PROJECT SUMMARY/ABSTRACT
The NIH estimates that up to 23.5 million Americans suffer from autoimmune disease, driven in large part
by germinal center (GC)-derived pathologic autoantibodies. GC B cells undergo iterative rounds of somatic
hypermutation of B cell receptor (BCR) genes, and selection based on BCR-antigen affinity. The random nature
of somatic hypermutation allows emergence of autoreactive B cells, but these cells die because they have lost
antigen specificity, and fail to be selected. Without a stringent selection threshold, autoreactive B cells may
survive and become long-lived plasma cells. Regulation of surface BCR turnover is critical for faithful antigen-
driven selection. During each round of somatic hypermutation and selection, the pre-mutated BCR must be
removed and replaced with the newly-mutated BCR to ensure that the genetically encoded BCR dictates
selection. Failure to remove previous “versions” of the BCR could allow selection of a BCR that has not been
tested for antigen affinity. BCR turnover is an integral component of the current model of GC selection, yet this
has never been fully explored.
The ubiquitin ligase Itch prevents humoral autoimmunity in humans and mice, but how Itch limits antibody
production is unclear. I have recently determined that Itch functions in B cells to limit GC B cells, plasma cells,
and antibody production, aligning with its role in preventing autoimmunity. Through analysis of somatic mutations
in GC B cells, I now show that Itch supports stringent selection of GC B cells. After immunization, I identified
Itch deficient GC B cells bearing antigen-specific surface BCRs, yet containing nonproductive BCR genes.
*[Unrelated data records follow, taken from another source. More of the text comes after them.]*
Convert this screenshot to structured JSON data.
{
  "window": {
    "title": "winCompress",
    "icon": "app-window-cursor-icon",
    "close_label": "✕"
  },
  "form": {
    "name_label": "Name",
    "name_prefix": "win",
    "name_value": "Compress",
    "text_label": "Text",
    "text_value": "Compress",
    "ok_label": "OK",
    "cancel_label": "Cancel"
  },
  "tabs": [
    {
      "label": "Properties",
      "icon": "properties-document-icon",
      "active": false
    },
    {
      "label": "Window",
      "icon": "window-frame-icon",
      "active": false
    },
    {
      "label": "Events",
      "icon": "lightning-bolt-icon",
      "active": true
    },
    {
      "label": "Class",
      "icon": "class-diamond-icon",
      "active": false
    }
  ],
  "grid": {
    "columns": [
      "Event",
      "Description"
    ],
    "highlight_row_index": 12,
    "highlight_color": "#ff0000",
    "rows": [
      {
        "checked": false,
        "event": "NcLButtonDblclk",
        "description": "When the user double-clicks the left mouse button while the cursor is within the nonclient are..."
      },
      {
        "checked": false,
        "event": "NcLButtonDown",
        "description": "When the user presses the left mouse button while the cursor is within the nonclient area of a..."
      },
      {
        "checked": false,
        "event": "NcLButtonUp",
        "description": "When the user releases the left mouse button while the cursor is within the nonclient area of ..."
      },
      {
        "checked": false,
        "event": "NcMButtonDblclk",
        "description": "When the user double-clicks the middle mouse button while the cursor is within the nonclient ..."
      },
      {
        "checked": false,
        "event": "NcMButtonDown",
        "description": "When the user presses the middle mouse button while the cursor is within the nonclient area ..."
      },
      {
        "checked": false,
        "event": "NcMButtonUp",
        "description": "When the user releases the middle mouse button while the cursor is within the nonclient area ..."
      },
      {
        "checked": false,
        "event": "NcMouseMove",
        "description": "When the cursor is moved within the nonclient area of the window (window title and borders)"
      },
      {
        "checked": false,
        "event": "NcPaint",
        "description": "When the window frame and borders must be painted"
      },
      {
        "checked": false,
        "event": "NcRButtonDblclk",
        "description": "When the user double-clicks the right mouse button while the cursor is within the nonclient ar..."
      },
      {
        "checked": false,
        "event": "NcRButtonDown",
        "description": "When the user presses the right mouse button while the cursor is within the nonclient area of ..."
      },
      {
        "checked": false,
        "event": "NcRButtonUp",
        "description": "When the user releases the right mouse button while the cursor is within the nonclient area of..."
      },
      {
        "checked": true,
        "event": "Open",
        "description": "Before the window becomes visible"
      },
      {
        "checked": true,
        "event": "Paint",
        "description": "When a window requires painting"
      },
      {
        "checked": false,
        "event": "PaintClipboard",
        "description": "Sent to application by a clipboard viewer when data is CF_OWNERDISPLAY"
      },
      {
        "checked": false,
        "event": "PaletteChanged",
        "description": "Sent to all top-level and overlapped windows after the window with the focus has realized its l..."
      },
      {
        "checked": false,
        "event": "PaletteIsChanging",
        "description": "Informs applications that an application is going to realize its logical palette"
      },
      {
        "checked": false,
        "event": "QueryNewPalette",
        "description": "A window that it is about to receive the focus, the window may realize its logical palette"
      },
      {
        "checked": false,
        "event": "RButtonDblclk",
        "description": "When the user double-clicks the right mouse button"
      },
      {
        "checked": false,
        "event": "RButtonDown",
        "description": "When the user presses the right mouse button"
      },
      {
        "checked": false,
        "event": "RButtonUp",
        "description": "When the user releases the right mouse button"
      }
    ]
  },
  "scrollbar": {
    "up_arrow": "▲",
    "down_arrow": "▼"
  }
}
These data support the idea that Itch prevents survival of B cells acquiring detrimental BCR mutations and
promotes pre-mutated BCR removal after mutation. Itch has been shown to regulate BCR internalization and
trafficking to lysosomes in naïve B cells. It is unknown how Itch controls BCR turnover in GCs, and how this
impacts GC selection. In this proposal I will test the hypothesis that Itch regulates surface BCR turnover in GC
B cells to ensure stringent selection and prevent the emergence of autoantibody. I will use B cell specific Itch
knockout mice and analysis of antigen-specific GC B cell somatic mutations to model GC dynamics and
determine how Itch regulates selection. Additionally, I will define the role of Itch in GC BCR removal and
replacement using cell biology approaches to probe surface BCR removal/replacement in GC B cells. To
complete these studies, I have formed collaborations with experts in immunoreceptor biology, intracellular
trafficking, next generation sequencing, and computational modeling. These studies will advance the
understanding of mechanisms regulating selection in GCs, and provide a unique system in which to study the
link between BCR turnover, GC B cell selection, and antibody responses.